Um edifício histórico reabilitado não é apenas um activo imobiliário.

Um museu não é apenas uma despesa.

Uma praça não é apenas pavimento.

Uma loja municipal não é apenas uma renda potencial.

Em conjunto, estes elementos podem criar valor económico, cultural, turístico e social.

Mas isso exige gestão.

Exige indicadores.

Exige programação.

Exige manutenção.

Exige capacidade para avaliar aquilo que está a funcionar e aquilo que não está.

E exige também coragem política para reconhecer quando uma estratégia não produziu os resultados esperados e deve ser alterada.

 

 

A cidade merece respostas

Não escrevo isto para defender uma posição partidária.

Nem para atacar pessoas.

Escrevo porque o património público pertence a todos nós.

E porque a crítica ao poder local só faz sentido quando é acompanhada pela exigência de melhores soluções.

Por isso, talvez esteja na altura de deixarmos de perguntar apenas “quem é responsável?”

A pergunta seguinte deve ser:

“Qual é o plano?”

Qual é o plano para a Resinagem?

Qual é o plano para o Núcleo de Arte Contemporânea?

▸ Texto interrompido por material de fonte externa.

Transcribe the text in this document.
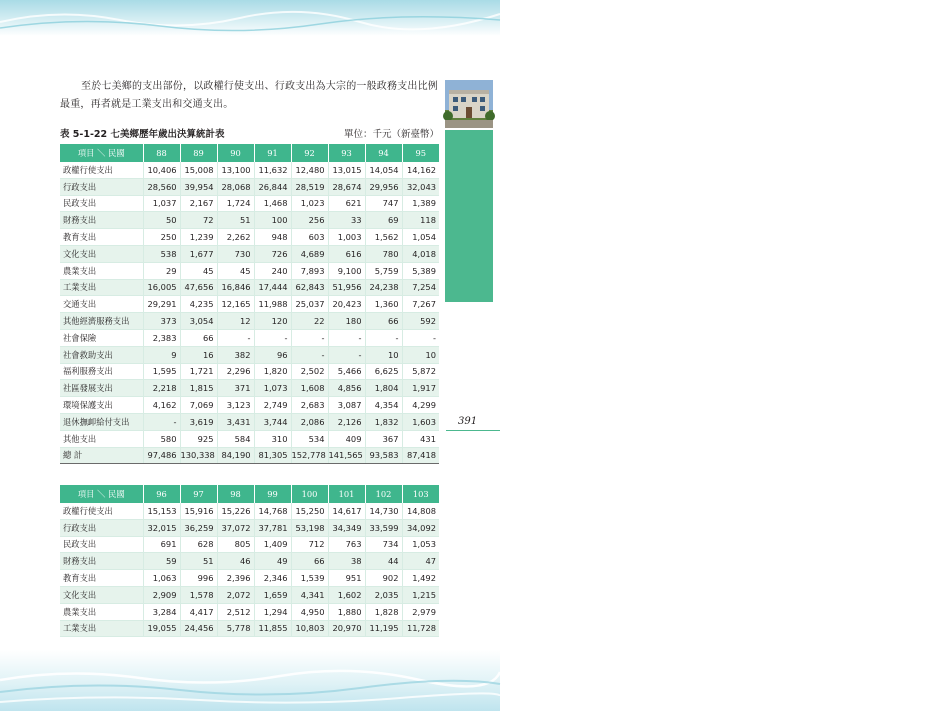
至於七美鄉的支出部份，以政權行使支出、行政支出為大宗的一般政務支出比例最重，再者就是工業支出和交通支出。

表 5-1-22 七美鄉歷年歲出決算統計表	單位：千元（新臺幣）
項目 ＼ 民國	88	89	90	91	92	93	94	95
政權行使支出	10,406	15,008	13,100	11,632	12,480	13,015	14,054	14,162
行政支出	28,560	39,954	28,068	26,844	28,519	28,674	29,956	32,043
民政支出	1,037	2,167	1,724	1,468	1,023	621	747	1,389
財務支出	50	72	51	100	256	33	69	118
教育支出	250	1,239	2,262	948	603	1,003	1,562	1,054
文化支出	538	1,677	730	726	4,689	616	780	4,018
農業支出	29	45	45	240	7,893	9,100	5,759	5,389
工業支出	16,005	47,656	16,846	17,444	62,843	51,956	24,238	7,254
交通支出	29,291	4,235	12,165	11,988	25,037	20,423	1,360	7,267
其他經濟服務支出	373	3,054	12	120	22	180	66	592
社會保險	2,383	66	-	-	-	-	-	-
社會救助支出	9	16	382	96	-	-	10	10
福利服務支出	1,595	1,721	2,296	1,820	2,502	5,466	6,625	5,872
社區發展支出	2,218	1,815	371	1,073	1,608	4,856	1,804	1,917
環境保護支出	4,162	7,069	3,123	2,749	2,683	3,087	4,354	4,299
退休撫卹給付支出	-	3,619	3,431	3,744	2,086	2,126	1,832	1,603
其他支出	580	925	584	310	534	409	367	431
總 計	97,486	130,338	84,190	81,305	152,778	141,565	93,583	87,418
項目 ＼ 民國	96	97	98	99	100	101	102	103
政權行使支出	15,153	15,916	15,226	14,768	15,250	14,617	14,730	14,808
行政支出	32,015	36,259	37,072	37,781	53,198	34,349	33,599	34,092
民政支出	691	628	805	1,409	712	763	734	1,053
財務支出	59	51	46	49	66	38	44	47
教育支出	1,063	996	2,396	2,346	1,539	951	902	1,492
文化支出	2,909	1,578	2,072	1,659	4,341	1,602	2,035	1,215
農業支出	3,284	4,417	2,512	1,294	4,950	1,880	1,828	2,979
工業支出	19,055	24,456	5,778	11,855	10,803	20,970	11,195	11,728
伍、政治篇
第一章 政制變革
391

Qual é o plano para as lojas?

Qual é o plano de manutenção?

Qual é o plano turístico?

Qual é o modelo de programação cultural?

E qual é o calendário para resolver aquilo que já está degradado?

A Marinha Grande não precisa de mais uma fotografia de inauguração.

Precisa de uma política de património que sobreviva às inaugurações.

A Kristin foi uma tempestade extraordinária.

A legislação é uma realidade incontornável.

Os procedimentos administrativos são necessários.

Mas nenhuma destas coisas pode ser transformada num escudo permanente para a inércia.

Porque quando uma cidade deixa degradar o seu património no centro urbano, não perde apenas paredes, vidros ou pintura.

Perde memória.

Perde identidade.

Perde atractividade.

E, sobretudo, perde oportunidades.

A Resinagem merece mais do que ser o cenário de uma promessa antiga. Merece voltar a ser parte viva da cidade.

E os marinhenses merecem saber quando, como e com que estratégia isso vai acontecer.